When you begin on a project like this, you know you're going to offend somebody. I don't mind offending people& amp;mdash;journalists should not mind offending people if they're in search of the truth. But television executives are sometimes more sensitive to the greater good than I am.

Do any of Jesus' remarks leave you wishing he had said more?

The very first place we visited was the controversial Jesus Seminar. I was struck by their intellectual attempt to try to decide what Jesus really said. As it turns out, we ended up using none of the seminar itself in the special, though I found being there exhilarating.

I was allowed to ask a question: Did Jesus have a sense of humor? And it led to a great discussion of Jesus' sayings and character on this subject.

What would you like to have asked Jesus yourself?

I would have been interested in talking to him as a preacher. I would also, given what I grew up with, be interested in talking to him about quite simple things: How difficult was it, for example, to ally yourself so specifically with the outcasts, with Mary Magdalene, with tax collectors? What did you think the consequences of your preaching would be?

Would Jesus be willing to grant interviews to journalists?

Oh, there's no doubt in my mind that he would have. I must re-create for you a scene in our editing room. The editor of the special is Ralph Avelino, who is probably a better Jesus scholar than I am. We all agreed from the outset that if we were going to do this historically, we had to acknowledge the fact that the Gospels were written many years after Jesus lived. They were written under different circumstances, by different people, and some of them may have been advertisements for early Christianity when Christians were competing for followers.

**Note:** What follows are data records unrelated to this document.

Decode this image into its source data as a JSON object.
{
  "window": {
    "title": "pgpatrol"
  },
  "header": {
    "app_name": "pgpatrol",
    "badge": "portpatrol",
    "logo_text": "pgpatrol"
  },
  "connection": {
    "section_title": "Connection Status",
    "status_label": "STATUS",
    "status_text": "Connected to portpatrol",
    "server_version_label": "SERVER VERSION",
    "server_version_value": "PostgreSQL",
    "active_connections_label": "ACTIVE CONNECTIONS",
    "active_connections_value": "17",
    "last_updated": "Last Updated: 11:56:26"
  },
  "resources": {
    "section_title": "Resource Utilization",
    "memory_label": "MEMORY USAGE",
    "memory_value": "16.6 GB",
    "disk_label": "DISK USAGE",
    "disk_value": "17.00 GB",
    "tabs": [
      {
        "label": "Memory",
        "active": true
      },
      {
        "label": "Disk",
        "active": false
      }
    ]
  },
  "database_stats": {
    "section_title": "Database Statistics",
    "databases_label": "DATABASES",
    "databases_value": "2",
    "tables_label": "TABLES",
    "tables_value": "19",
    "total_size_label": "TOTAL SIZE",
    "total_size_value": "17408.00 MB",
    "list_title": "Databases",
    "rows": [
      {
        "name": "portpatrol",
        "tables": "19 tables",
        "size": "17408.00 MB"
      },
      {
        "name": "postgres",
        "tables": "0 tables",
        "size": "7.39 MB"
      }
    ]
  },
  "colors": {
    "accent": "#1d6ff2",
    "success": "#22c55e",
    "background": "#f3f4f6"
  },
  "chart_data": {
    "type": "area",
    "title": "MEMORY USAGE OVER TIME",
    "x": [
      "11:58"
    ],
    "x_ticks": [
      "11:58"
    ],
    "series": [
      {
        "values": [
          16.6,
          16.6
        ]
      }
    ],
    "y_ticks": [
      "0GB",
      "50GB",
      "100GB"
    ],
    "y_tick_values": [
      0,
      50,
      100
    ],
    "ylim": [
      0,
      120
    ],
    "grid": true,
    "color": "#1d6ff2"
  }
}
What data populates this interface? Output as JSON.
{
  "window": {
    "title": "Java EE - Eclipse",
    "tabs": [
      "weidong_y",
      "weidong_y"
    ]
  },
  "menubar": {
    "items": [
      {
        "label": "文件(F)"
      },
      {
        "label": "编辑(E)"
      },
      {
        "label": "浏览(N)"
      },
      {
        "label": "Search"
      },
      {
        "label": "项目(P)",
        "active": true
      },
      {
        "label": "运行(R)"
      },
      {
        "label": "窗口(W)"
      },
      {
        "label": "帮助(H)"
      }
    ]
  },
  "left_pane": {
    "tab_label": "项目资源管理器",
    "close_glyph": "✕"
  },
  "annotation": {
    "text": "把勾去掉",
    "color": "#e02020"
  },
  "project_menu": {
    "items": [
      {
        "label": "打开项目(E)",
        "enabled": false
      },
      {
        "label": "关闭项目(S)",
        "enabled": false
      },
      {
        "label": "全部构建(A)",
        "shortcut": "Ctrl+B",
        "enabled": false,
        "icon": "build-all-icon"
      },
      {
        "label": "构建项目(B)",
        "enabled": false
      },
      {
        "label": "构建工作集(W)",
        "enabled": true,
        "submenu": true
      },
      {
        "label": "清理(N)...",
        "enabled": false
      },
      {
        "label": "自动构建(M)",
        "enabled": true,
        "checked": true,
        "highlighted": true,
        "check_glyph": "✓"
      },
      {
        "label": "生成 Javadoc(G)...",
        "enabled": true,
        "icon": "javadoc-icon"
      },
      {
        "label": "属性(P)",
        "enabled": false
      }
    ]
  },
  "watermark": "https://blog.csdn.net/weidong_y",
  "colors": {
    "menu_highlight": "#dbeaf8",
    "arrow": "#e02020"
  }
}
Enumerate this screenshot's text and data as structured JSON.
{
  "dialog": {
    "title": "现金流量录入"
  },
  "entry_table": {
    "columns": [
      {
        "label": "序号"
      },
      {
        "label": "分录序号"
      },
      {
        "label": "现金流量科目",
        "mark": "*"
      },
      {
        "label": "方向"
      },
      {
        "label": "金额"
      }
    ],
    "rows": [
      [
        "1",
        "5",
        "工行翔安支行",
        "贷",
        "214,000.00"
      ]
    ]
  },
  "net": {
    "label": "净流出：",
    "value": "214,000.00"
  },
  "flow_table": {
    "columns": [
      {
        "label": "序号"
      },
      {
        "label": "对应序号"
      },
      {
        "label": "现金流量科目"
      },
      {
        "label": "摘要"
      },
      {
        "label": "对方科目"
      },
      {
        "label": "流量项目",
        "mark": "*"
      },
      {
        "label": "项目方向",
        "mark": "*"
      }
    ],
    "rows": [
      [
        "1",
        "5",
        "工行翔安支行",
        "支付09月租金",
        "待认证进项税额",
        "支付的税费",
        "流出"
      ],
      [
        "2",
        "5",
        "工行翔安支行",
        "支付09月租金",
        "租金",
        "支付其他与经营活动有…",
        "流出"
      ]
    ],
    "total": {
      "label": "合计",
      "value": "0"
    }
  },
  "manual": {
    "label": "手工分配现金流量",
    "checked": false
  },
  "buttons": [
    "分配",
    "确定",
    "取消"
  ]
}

So we all said, "OK, the Gospels are only so good as evidence." And then we'd have these fierce fights: Of course the Gospel said this! Of course the Gospel said that! More than anything else, that speaks to the power of the stories; you are drawn in and suddenly find yourself arguing with the next person about a piece of evidence of which even you are unsure. Of course that's exactly what scholars do. They look at the same evidence, then go off searching on their own for historical context, and in many cases, they reach different conclusions.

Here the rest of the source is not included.